Back in 2022, California-based EV startup Rivian began building out a charging network exclusively for its owners. That’s what Tesla did for its customers starting in 2012, to great success. 

This won’t upend the American charging landscape quite like Tesla’s similar parade of announcements did over the past year. Elon Musk’s automaker operates the largest and most convenient charging network in the U.S., but it was historically only for Tesla owners. Soon, most non-Tesla owners out there will be able to top up at any of 12,000 Supercharger plugs. 

Still, at this stage in the EV game, greater charger availability, no matter the form, is very much needed to spur EV adoption. Surveys of would-be EV buyers consistently show that charging concerns are keeping people from swearing off of fossil fuels. And that makes sense; right now, charging stations aren’t nearly as abundant or dependable as gas pumps.
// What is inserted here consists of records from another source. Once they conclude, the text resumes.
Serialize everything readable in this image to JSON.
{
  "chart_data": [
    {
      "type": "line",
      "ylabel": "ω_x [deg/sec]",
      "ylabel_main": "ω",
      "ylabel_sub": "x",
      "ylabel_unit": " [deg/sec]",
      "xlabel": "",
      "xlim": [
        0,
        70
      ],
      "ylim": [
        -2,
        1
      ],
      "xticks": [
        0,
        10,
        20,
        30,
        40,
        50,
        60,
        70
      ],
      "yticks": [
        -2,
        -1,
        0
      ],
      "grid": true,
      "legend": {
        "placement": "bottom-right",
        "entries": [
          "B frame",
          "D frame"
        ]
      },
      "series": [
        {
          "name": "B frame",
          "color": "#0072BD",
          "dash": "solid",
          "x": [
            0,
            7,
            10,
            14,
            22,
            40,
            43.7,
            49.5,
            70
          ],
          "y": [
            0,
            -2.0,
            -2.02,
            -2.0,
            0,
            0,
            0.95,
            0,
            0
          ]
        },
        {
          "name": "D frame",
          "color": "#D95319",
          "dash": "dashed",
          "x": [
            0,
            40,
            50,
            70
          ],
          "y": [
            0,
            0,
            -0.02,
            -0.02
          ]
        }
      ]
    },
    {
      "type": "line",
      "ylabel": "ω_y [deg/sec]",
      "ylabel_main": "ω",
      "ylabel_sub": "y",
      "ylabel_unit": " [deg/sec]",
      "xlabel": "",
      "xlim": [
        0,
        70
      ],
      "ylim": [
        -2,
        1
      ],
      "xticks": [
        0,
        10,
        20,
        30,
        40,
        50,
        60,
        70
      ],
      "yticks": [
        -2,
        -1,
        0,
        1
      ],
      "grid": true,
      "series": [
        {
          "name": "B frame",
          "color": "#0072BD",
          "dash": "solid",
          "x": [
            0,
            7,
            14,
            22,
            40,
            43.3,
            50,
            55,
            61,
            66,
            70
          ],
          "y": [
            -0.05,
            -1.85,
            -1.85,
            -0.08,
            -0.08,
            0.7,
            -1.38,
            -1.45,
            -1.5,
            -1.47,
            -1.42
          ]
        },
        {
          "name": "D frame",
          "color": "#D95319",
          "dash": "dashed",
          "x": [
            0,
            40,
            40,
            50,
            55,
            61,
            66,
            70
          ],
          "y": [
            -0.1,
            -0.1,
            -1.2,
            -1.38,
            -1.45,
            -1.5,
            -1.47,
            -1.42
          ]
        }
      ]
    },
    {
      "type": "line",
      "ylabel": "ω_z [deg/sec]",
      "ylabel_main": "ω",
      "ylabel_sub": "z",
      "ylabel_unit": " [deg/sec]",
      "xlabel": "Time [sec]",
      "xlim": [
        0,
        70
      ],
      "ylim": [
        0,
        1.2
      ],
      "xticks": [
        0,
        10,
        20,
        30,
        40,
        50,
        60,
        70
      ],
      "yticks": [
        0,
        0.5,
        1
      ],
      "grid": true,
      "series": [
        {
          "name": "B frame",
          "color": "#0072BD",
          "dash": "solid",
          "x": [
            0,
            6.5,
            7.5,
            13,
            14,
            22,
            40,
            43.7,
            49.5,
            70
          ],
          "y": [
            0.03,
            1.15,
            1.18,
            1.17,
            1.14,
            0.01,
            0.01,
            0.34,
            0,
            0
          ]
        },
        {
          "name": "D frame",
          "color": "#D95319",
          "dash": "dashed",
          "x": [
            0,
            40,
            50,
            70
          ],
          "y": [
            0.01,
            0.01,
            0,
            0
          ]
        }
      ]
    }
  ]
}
Most of today’s EV owners charge at home. Better public charging infrastructure will be crucial for supporting the next wave of EV buyers—people who park on the street or otherwise lack the privilege of charging at home. 

Rivian’s move is nice for EV drivers, sure, but it’s even better for the company’s own charging ambitions. The U.S. government has set aside $7.5 billion for funding EV charging projects nationwide. Those programs won’t fund stations that are exclusive to a single brand’s vehicles. Rivian also says expanding access will help it offset the costs of building sites. 

“Opening our network will enable other customers to benefit from our reliable charging solution, allow Rivian to leverage the fixed costs associated with each charging site, and allow Rivian to apply for committed government grants associated with expanding domestically manufactured fast chargers across the country,” the company said.